Ich schweige und schaue mich weiter um, halte in meinen Händen den Fotoapparat, um die gut erhaltene Altstadt auf Bildern zu bannen. Irrelevant wie hoch, in welchen Winkel, aus welcher Ecke ich aufnehmen möchte, immer und immer wieder schieben sich die Schädel der Hunderten davor und verunreinigen mein Panorama. Ich senke das Objektiv und gebe auf - es ist schlichtweg unmöglich.

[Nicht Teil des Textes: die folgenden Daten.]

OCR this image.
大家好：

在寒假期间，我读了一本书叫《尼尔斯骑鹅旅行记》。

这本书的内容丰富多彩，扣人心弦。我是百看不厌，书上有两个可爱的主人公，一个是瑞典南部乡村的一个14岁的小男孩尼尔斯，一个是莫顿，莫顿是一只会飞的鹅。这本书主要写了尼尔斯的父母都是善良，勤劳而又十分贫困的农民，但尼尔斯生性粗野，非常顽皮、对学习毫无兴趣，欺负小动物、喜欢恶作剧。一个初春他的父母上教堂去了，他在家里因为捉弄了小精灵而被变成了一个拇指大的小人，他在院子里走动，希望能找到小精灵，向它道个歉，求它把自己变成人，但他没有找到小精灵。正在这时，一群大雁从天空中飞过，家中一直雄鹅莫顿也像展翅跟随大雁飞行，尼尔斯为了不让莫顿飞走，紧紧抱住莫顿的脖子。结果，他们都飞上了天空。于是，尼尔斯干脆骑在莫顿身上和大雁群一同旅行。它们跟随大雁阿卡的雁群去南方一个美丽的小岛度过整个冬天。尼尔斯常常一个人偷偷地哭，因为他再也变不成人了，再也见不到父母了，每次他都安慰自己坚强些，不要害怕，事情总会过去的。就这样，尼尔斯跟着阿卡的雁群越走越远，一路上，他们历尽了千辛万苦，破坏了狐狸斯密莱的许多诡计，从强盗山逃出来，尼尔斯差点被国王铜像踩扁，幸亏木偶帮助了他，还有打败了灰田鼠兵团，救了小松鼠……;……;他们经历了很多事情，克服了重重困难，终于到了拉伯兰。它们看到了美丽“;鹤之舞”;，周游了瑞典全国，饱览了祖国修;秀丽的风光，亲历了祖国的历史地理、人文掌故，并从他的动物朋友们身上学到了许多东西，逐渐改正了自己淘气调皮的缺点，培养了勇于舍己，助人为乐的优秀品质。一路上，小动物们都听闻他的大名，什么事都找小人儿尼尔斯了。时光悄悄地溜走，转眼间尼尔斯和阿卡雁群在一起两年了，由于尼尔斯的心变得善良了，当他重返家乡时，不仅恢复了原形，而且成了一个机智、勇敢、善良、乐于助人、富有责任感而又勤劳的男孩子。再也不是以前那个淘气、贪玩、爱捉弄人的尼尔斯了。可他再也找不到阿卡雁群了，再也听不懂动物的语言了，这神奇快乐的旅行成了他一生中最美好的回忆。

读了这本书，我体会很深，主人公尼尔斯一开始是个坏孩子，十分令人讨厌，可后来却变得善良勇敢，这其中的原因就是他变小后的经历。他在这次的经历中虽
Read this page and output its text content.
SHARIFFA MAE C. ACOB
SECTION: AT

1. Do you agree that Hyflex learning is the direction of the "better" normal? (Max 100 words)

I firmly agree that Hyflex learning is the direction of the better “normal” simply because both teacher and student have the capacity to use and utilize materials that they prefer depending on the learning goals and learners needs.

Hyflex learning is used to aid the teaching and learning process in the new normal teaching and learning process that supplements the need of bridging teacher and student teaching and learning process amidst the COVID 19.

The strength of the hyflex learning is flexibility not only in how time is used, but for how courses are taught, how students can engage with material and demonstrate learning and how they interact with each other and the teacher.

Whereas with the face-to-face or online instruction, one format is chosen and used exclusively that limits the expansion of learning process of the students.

Ein fetter Mann hatte mich beobachtet und starrt mich durch seine transparente Sonnebrille an. Er sitz vor der Caféteria, auf seinem Tisch steht ein großer Heidelbeerbecher und ein Pot Kaffee. Hinterhältig lächelnd hebt er den kugeligen Kopf an und öffnet die wulstigen Lippen, um mir zu sagen, ob ich Probleme hätte den Auslöser zu aktivieren oder die Kamera nicht mehr fotografieren wöllte. Sein Blick neigt sich zu meinen Schuhen, gleitet über die schwarze Hose, das schwarze Shirt hin zu meinen Augen. Kurz überlegt er, lacht auf und sagt, es sei auch kein Wunder, so wie ich mich anziehe.
In diesem Moment schließe ich kurz meine Lider, lache in mich hinein und wünsche mir das Objektiv wäre ein Revolver. Ich gehe ein paar Schritte vor und packe die Kamera in die Tasche.
Machen Sie sich lieber über andere Dinge Gedanken, mein Herr. So, wie ich das an Ihrem Bauchumfang erkennen kann, haben Sie nach diesem Eisbecher nicht mehr genug Tage, um darüber zu philosophieren. Stopfen Sie also besser nach, als den Mund zu öffnen und Ihren Fäulnisatem zu vergeuden.
Solche Sätze schießen mir in den Kopf, duellieren sich mit der Vernunft und wollen auf die Welt losgelassen werden. Niemand gewinnt, denn das Prinzip und die Menschenauffassung haben Vorrang ... vor allem. Er ist nur ein häßlicher, kleiner und dicker Mensch, der es zu nichts gebracht hat, zu nichts bringen wird. Alleine sein Geld verschwendet und vor Langerweile schon beginnt, andere Menschen mit sinnlosen Worten zu belästigen. Der stetige Hass in mir befiehlt mir weiterzugehen. Ich will nicht meine Luft für ihn verschwenden, ich verbrenne ihn aus meinem Gedächtnis und hoffe ihn nie wieder sehen zu müssen.
Ein Misanthrop ist kein besonders schlechter Mensch, er ist genauso schlecht wie alle anderen, müsste sich selbst hassen, verachten und auf sein Handeln speien. So richtet sich der Hass nicht auf jeden Einzelnen, sondern gegen die Gesamtheit und jene, die durch menschliches Tun noch zusätzlich aus dieser breiten und ekligen Masse hervorstechen.
Was passiert, wenn einem alles unwichtig wird - die Menschen den Lebenssinn verdrängen, der sowieso nie deutlich erkennbar war?
Was ist, wenn der Selbsthass Überhand nimmt und es nichts mehr zum Festhalten gibt - wenn das Individuum Mensch die ganze Erde mit stinkenden Wogen überrennt und sich als zweibeinige Taube, als fliegende Ratte, die letzten Stücke Schönheit raubt?

Ohne die Bereinigung des Scheusals werden nicht einmal mehr unsere Enkel davon berichten können.
"Der Frieden ist menschenleer."


Ein Augenblick ist der Moment des Lidschlages.